That was bad enough, but now that the Mueller dream seems to have died, news organizations are acting like they didn’t hype Mueller as savior.

“Robert Mueller was never going to end Trump’s Presidency,”Vox says. (This Vox story was updated after the initial publication.)

Matthews, in a tone that suggested he was being the sober adult delivering tough love, completed his thought about how “they don’t have him on collusion” by saying, with a shrug of undisguised disappointment:

“So I think the Democrats have got to win the election.” He added, “There’s no waiting around for uncle Robert to take care of everything.”

I know no one cares how this sounds to non-Democrats, but this is a member of the media looking sad that Democrats would have to resort to actual democracy to win the White House back.

Given that “collusion” has turned out to be dry well, to the ordinary viewer it will look a hell of lot like the MSNBCs of the world humped a fake story for two consecutive years in the hopes of overturning election results ahead of time. Trump couldn’t have asked for a juicier campaign issue, and an easier way to argue that “elites” don’t respect the democratic choices of flyover voters. It’s hard to imagine what could look worse.

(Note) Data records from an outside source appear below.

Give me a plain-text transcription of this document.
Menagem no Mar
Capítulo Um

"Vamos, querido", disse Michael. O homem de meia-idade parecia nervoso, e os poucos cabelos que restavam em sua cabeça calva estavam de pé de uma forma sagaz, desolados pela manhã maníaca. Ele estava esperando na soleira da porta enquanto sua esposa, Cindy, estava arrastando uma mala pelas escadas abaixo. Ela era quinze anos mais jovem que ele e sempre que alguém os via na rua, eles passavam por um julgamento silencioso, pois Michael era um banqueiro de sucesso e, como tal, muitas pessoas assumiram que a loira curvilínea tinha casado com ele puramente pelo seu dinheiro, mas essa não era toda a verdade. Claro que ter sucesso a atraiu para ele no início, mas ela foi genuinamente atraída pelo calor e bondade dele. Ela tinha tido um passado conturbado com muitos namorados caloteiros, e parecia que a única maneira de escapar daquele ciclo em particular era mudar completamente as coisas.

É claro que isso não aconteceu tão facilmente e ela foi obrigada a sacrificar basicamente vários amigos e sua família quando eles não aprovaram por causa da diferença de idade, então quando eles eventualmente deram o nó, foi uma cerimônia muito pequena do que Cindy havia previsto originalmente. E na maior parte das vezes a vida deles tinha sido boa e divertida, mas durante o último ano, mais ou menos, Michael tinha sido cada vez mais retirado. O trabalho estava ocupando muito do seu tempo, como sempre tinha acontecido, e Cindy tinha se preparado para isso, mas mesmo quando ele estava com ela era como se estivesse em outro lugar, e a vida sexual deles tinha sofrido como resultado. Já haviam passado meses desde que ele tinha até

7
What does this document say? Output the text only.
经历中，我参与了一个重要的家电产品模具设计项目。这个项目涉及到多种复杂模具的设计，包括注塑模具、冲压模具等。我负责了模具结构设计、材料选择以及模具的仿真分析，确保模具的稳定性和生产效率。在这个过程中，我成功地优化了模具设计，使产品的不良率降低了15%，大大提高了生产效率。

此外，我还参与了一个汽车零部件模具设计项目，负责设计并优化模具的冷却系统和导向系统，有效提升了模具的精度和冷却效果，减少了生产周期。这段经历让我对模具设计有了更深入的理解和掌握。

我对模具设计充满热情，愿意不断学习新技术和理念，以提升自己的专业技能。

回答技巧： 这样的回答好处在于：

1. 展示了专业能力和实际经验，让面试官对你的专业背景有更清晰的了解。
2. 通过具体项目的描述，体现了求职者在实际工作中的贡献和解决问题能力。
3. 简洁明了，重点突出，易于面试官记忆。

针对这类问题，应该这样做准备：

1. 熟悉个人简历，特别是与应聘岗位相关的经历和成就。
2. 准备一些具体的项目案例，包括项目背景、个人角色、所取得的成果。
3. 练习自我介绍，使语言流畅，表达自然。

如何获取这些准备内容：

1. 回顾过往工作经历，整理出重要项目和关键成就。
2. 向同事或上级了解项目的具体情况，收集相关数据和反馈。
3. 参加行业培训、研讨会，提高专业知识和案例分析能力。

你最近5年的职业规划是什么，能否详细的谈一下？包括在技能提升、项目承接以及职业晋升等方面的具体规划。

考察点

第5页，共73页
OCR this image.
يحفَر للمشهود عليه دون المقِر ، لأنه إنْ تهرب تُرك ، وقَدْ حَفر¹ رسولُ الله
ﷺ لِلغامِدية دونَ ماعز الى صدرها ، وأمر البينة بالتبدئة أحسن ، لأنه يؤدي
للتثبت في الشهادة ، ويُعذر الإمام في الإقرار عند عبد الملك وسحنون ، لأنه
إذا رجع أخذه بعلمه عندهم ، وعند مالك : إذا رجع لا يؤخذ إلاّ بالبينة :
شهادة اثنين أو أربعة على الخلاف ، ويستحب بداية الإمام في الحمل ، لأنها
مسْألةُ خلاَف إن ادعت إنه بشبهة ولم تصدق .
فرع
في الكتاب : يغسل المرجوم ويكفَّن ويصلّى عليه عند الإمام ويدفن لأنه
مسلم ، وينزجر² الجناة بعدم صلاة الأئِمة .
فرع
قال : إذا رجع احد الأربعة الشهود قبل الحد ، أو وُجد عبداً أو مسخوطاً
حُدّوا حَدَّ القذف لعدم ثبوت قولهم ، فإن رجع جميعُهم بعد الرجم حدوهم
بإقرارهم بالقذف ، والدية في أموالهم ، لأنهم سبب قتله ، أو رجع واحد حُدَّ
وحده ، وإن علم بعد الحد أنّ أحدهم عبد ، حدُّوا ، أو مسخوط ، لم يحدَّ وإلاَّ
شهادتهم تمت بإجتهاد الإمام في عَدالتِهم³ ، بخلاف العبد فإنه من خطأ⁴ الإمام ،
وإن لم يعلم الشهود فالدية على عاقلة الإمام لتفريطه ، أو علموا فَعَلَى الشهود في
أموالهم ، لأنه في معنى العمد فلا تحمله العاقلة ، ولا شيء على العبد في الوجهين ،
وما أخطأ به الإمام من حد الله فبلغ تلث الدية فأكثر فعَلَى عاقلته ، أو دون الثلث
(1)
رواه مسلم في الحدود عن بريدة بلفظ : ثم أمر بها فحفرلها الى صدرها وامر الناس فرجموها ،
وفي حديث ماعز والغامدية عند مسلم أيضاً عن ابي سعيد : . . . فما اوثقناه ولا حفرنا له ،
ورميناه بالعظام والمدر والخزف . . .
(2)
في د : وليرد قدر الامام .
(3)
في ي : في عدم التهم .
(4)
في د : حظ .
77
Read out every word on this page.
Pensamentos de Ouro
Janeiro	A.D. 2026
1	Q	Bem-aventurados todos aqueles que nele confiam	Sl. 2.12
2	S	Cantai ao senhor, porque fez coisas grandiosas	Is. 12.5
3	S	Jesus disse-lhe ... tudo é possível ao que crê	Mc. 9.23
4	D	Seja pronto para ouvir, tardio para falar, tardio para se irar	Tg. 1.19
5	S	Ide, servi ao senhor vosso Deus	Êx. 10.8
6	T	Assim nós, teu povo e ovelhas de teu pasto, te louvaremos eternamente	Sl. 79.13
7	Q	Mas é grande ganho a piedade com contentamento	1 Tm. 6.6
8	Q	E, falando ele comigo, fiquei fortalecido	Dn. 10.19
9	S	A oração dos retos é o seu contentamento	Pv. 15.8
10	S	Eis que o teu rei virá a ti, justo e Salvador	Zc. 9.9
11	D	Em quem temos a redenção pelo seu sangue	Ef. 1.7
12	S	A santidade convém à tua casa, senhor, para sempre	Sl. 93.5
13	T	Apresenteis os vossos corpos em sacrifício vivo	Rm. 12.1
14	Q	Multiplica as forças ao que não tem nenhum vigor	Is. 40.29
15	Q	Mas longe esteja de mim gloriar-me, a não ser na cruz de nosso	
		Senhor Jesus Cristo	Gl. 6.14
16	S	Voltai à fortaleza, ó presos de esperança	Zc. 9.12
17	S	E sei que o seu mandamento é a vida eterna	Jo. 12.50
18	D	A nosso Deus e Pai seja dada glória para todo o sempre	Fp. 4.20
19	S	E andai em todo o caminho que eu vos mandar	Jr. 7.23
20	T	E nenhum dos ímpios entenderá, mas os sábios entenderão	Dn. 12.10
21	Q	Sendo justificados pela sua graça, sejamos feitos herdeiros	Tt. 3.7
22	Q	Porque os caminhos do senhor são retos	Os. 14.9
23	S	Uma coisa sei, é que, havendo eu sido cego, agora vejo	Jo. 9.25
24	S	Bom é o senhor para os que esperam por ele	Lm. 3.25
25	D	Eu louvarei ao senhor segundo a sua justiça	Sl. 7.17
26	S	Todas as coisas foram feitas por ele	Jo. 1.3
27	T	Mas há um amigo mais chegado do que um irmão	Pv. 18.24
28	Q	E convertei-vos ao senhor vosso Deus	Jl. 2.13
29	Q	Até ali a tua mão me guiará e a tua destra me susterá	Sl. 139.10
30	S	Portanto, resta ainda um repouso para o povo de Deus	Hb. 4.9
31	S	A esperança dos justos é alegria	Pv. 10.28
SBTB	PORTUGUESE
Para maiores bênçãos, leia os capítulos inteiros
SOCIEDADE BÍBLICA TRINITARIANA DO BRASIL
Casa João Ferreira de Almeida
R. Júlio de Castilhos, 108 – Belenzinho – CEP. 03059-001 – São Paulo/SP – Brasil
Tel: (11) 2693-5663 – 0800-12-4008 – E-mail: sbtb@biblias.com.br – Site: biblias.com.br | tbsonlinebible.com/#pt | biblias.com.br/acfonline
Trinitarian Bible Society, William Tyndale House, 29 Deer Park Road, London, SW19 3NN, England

For the commercial press to recapture any dignity after this collusion debacle, it has to at least start admitting to its role in artificially raising expectations in the last two years. It’s hard to imagine them doing that, however. This story has been so enormously profitable for cable stations, in particular, it will be hard for them to let go of this narrative. What are they going to do, go back to just reporting the news? One can almost feel how depressed network executives must be at the thought. They’ve trained audiences to expect bombshells. What will they sell now?